There is a market for at least 3.5 million tonnes a year (mmty) of liquefied natural gas (LNG) in the Caribbean, one of the last regions in the world to be thinking of switching out of heavy fuel oil/diesel and into natural gas for power generation. 

This may not seem like such a big deal for anyone living in Trinidad and Tobago, which (at least in Trinidad's case) has been employing gas for this purpose since 1953.

But it would be quite novel for any Caribbean country to go this route, since almost all of them, with the exception of Barbados, which occasionally switches to gas for electricity whenever the Barbados National Oil Co. (BNOC) has excess gas available. 

The rest will have to import gas, either by pipeline or through LNG delivered by specialised ships or in containers and that's the trade the Caribbean LNG Co., headed by UK businessman, Roland Fisher, CEO of Luxembourg-registered Gasfin Development, is eyeing. 

He is very excited about the prospects in the market, which stretches from The Bahamas in the north-east all the way down to Guyana in the southern Caribbean, taking in Central America states like Costa Rica and Guatemala on the way, which could mean that his 3.5 mmty estimate is a conservative one. 

With the 10-year-old project to provide gas by pipeline through Tobago from Trinidad to Barbados for power generation being promoted by the Eastern Caribbean Gas Pipeline Co. (ECGPC) seemingly at a permanent standstill, Fisher's is the only game in town involving regional gas trading. 

But he warned, in an exclusive interview with Energy Now, that wouldbe United States exporters of LNG were strong rivals of Caribbean LNG for the regional market. 

With the US now awash with gas extracted from shale formations, there is a strong push for exporting some of that in the form of LNG and three projects are currently in the construction stage at Sabine pass, Cameron and Freeport, amounting to over 30 million tonnes, with another three having received export approval for supplying Free Trade Area (FTA) countries.
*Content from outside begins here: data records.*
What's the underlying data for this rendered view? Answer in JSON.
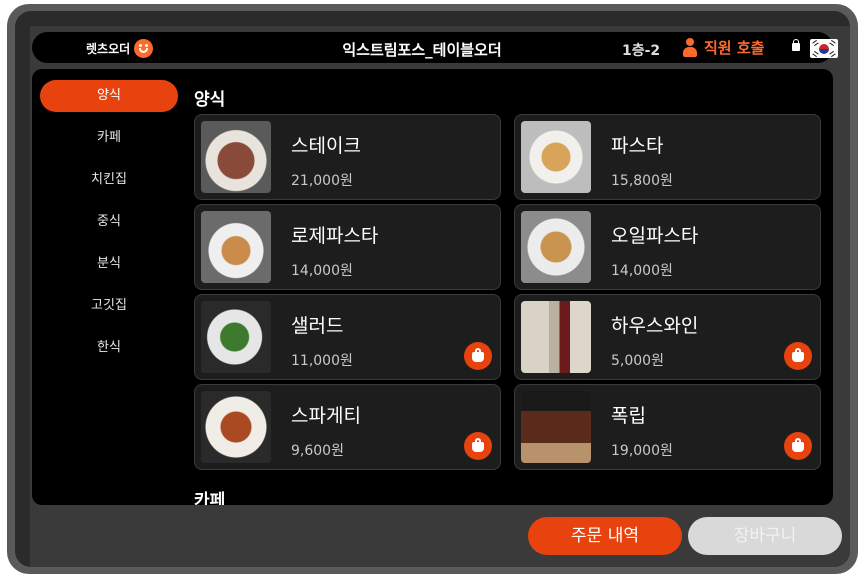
{
  "header": {
    "brand": "렛츠오더",
    "store_title": "익스트림포스_테이블오더",
    "table_no": "1층-2",
    "staff_call": "직원 호출"
  },
  "sidebar": {
    "categories": [
      {
        "label": "양식",
        "active": true
      },
      {
        "label": "카페"
      },
      {
        "label": "치킨집"
      },
      {
        "label": "중식"
      },
      {
        "label": "분식"
      },
      {
        "label": "고깃집"
      },
      {
        "label": "한식"
      }
    ]
  },
  "main": {
    "section_title": "양식",
    "next_section_title": "카페",
    "items": [
      {
        "name": "스테이크",
        "price": "21,000원"
      },
      {
        "name": "파스타",
        "price": "15,800원"
      },
      {
        "name": "로제파스타",
        "price": "14,000원"
      },
      {
        "name": "오일파스타",
        "price": "14,000원"
      },
      {
        "name": "샐러드",
        "price": "11,000원"
      },
      {
        "name": "하우스와인",
        "price": "5,000원"
      },
      {
        "name": "스파게티",
        "price": "9,600원"
      },
      {
        "name": "폭립",
        "price": "19,000원"
      }
    ]
  },
  "footer": {
    "orders_label": "주문 내역",
    "cart_label": "장바구니"
  },
  "colors": {
    "accent": "#e8430e",
    "background": "#000000",
    "card": "#1d1d1d"
  }
}
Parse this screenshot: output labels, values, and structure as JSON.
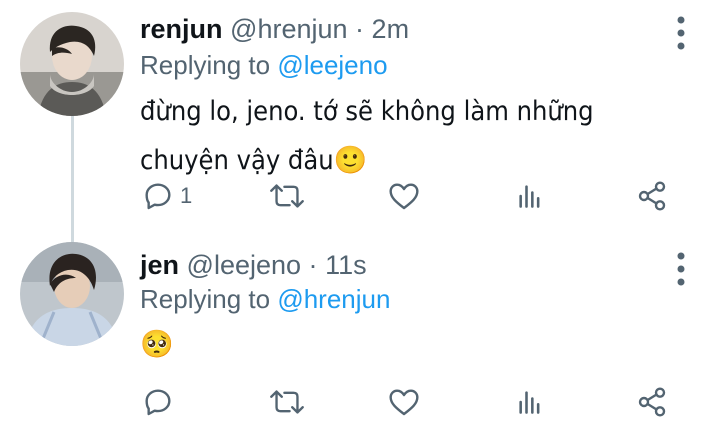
{
  "tweets": [
    {
      "name": "renjun",
      "handle": "@hrenjun",
      "separator": "·",
      "time": "2m",
      "replying_prefix": "Replying to",
      "replying_to": "@leejeno",
      "text": "đừng lo, jeno. tớ sẽ không làm những chuyện vậy đâu",
      "emoji": "🙂",
      "reply_count": "1",
      "avatar_icon": "avatar-photo-icon"
    },
    {
      "name": "jen",
      "handle": "@leejeno",
      "separator": "·",
      "time": "11s",
      "replying_prefix": "Replying to",
      "replying_to": "@hrenjun",
      "text": "",
      "emoji": "🥺",
      "reply_count": "",
      "avatar_icon": "avatar-photo-icon"
    }
  ],
  "colors": {
    "text": "#0f1419",
    "muted": "#536471",
    "link": "#1d9bf0",
    "thread_line": "#cfd9de"
  },
  "icons": [
    "reply-icon",
    "retweet-icon",
    "like-icon",
    "views-icon",
    "share-icon",
    "more-options-icon"
  ]
}
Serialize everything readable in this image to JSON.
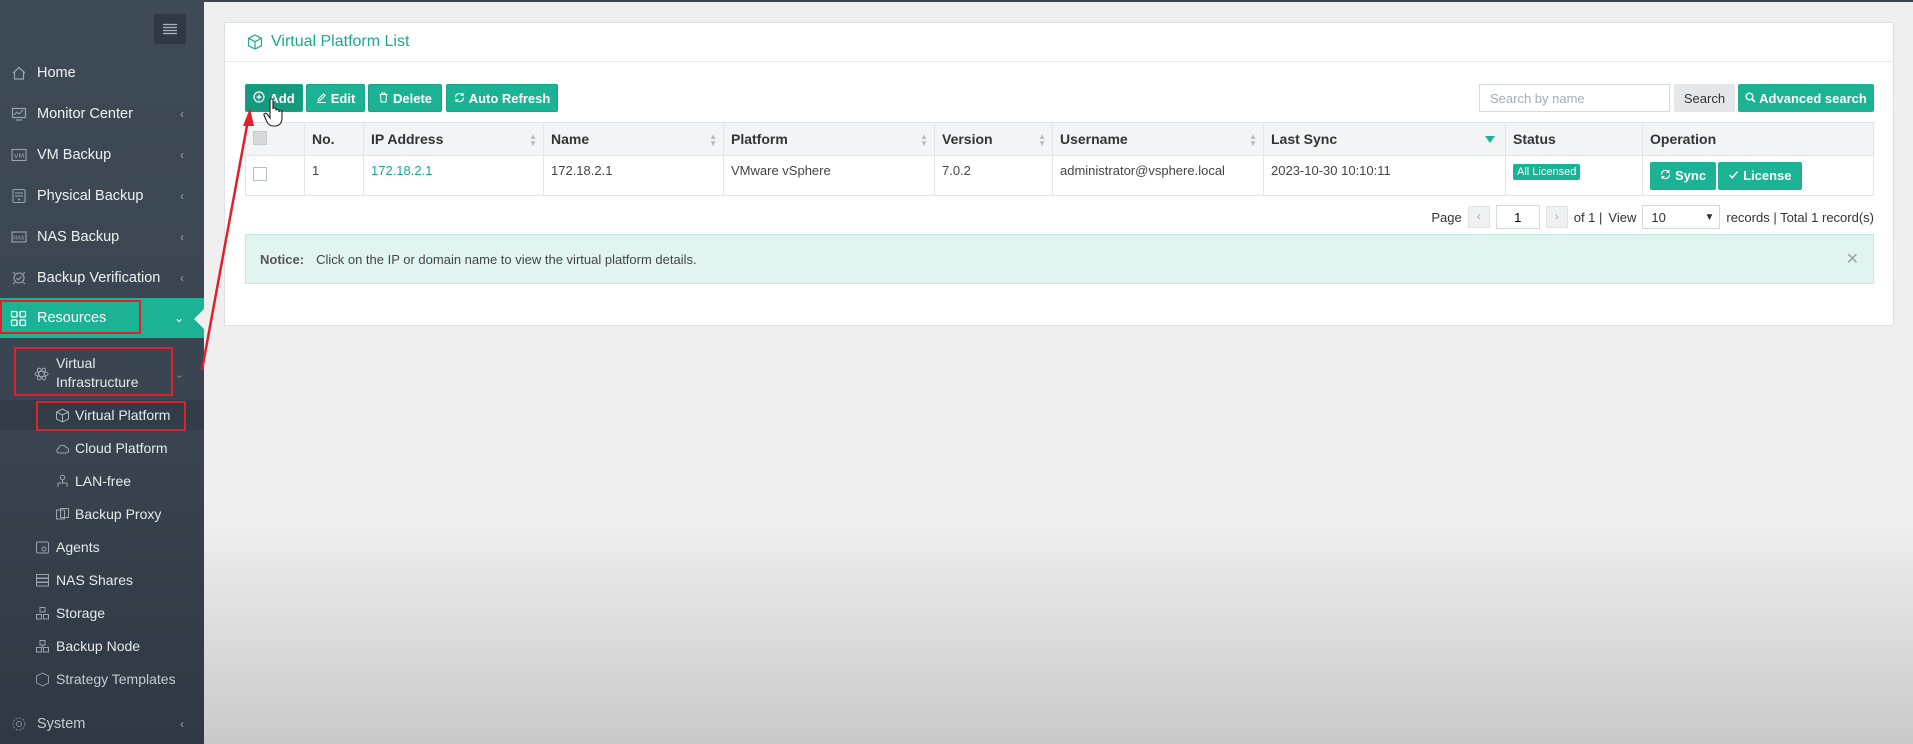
{
  "sidebar": {
    "items": [
      {
        "label": "Home",
        "icon": "home-icon"
      },
      {
        "label": "Monitor Center",
        "icon": "monitor-icon"
      },
      {
        "label": "VM Backup",
        "icon": "vm-icon"
      },
      {
        "label": "Physical Backup",
        "icon": "server-icon"
      },
      {
        "label": "NAS Backup",
        "icon": "nas-icon"
      },
      {
        "label": "Backup Verification",
        "icon": "verify-icon"
      },
      {
        "label": "Resources",
        "icon": "grid-icon"
      }
    ],
    "virtual_infrastructure": "Virtual Infrastructure",
    "virtual_infrastructure_line1": "Virtual",
    "virtual_infrastructure_line2": "Infrastructure",
    "sub_items": [
      {
        "label": "Virtual Platform",
        "icon": "cube-icon"
      },
      {
        "label": "Cloud Platform",
        "icon": "cloud-icon"
      },
      {
        "label": "LAN-free",
        "icon": "lan-icon"
      },
      {
        "label": "Backup Proxy",
        "icon": "proxy-icon"
      }
    ],
    "resource_items": [
      {
        "label": "Agents",
        "icon": "agent-icon"
      },
      {
        "label": "NAS Shares",
        "icon": "share-icon"
      },
      {
        "label": "Storage",
        "icon": "storage-icon"
      },
      {
        "label": "Backup Node",
        "icon": "node-icon"
      },
      {
        "label": "Strategy Templates",
        "icon": "template-icon"
      }
    ],
    "system": "System"
  },
  "panel": {
    "title": "Virtual Platform List"
  },
  "toolbar": {
    "add": "Add",
    "edit": "Edit",
    "delete": "Delete",
    "auto_refresh": "Auto Refresh",
    "search_placeholder": "Search by name",
    "search": "Search",
    "advanced_search": "Advanced search"
  },
  "table": {
    "columns": [
      "No.",
      "IP Address",
      "Name",
      "Platform",
      "Version",
      "Username",
      "Last Sync",
      "Status",
      "Operation"
    ],
    "rows": [
      {
        "no": "1",
        "ip": "172.18.2.1",
        "name": "172.18.2.1",
        "platform": "VMware vSphere",
        "version": "7.0.2",
        "username": "administrator@vsphere.local",
        "last_sync": "2023-10-30 10:10:11",
        "status": "All Licensed",
        "op_sync": "Sync",
        "op_license": "License"
      }
    ]
  },
  "pagination": {
    "page_label": "Page",
    "page": "1",
    "of": "of 1 |",
    "view_label": "View",
    "view": "10",
    "records": "records | Total 1 record(s)"
  },
  "notice": {
    "label": "Notice:",
    "text": "Click on the IP or domain name to view the virtual platform details."
  },
  "colors": {
    "accent": "#1bb394",
    "sidebar": "#3f4a57",
    "annotation": "#e0202a"
  }
}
Taking other interested parties into account, the Gasfin Development CEO estimates around 300 mmtpy of LNG capacity could be created in the US over the years ahead, plus another 150 mmtpy in Canada. 

Of course, not all of that is destined for the Caribbean but some of the smaller producers, such as Cove Point, with 5 million tonnes a year planned for first export in 2019, may well be interested in the bigger Caribbean markets closer to the US. 

That means the sooner Caribbean LNG can establish itself as a force in the market, the better. 

Caribbean LNG, to be located at La Brea, only wants a modest slice of the market, starting out at 500,000 tpy and expanding to 1,000,000 tonnes as demand grows. 

Fisher has already been negotiating with Electricite de France (EdF), the power provider in the French departements of Martinique and Guadeloupe, which, if all goes well, are likely to be his first customers, rather than any English-speaking state.

He points out that “there is a bill going through the French parliament at the moment to determine their 5-year energy plan and come January, 2016, we will discover whether gas is back as a high priority for Martinique and Guadeloupe, as it was a few years ago.” 

On the Trinidad and Tobago side, meanwhile, Caribbean LNG has initialled a project development agreement (PDA) with the National Energy Corporation (NEC), or National Energy, as it calls itself these days and the Ministry of Energy and Energy Industries. 

During the last quarter of this year, Fisher expects a CEC from the Environment Management Authority (EMA), with a final investment decision (FID) and the raising of the money (probably from Japanese lenders) in the first half of 2016.

First LNG for the Caribbean market? 

“Last quarter, 2018, first quarter 2019,” Fisher says confidently.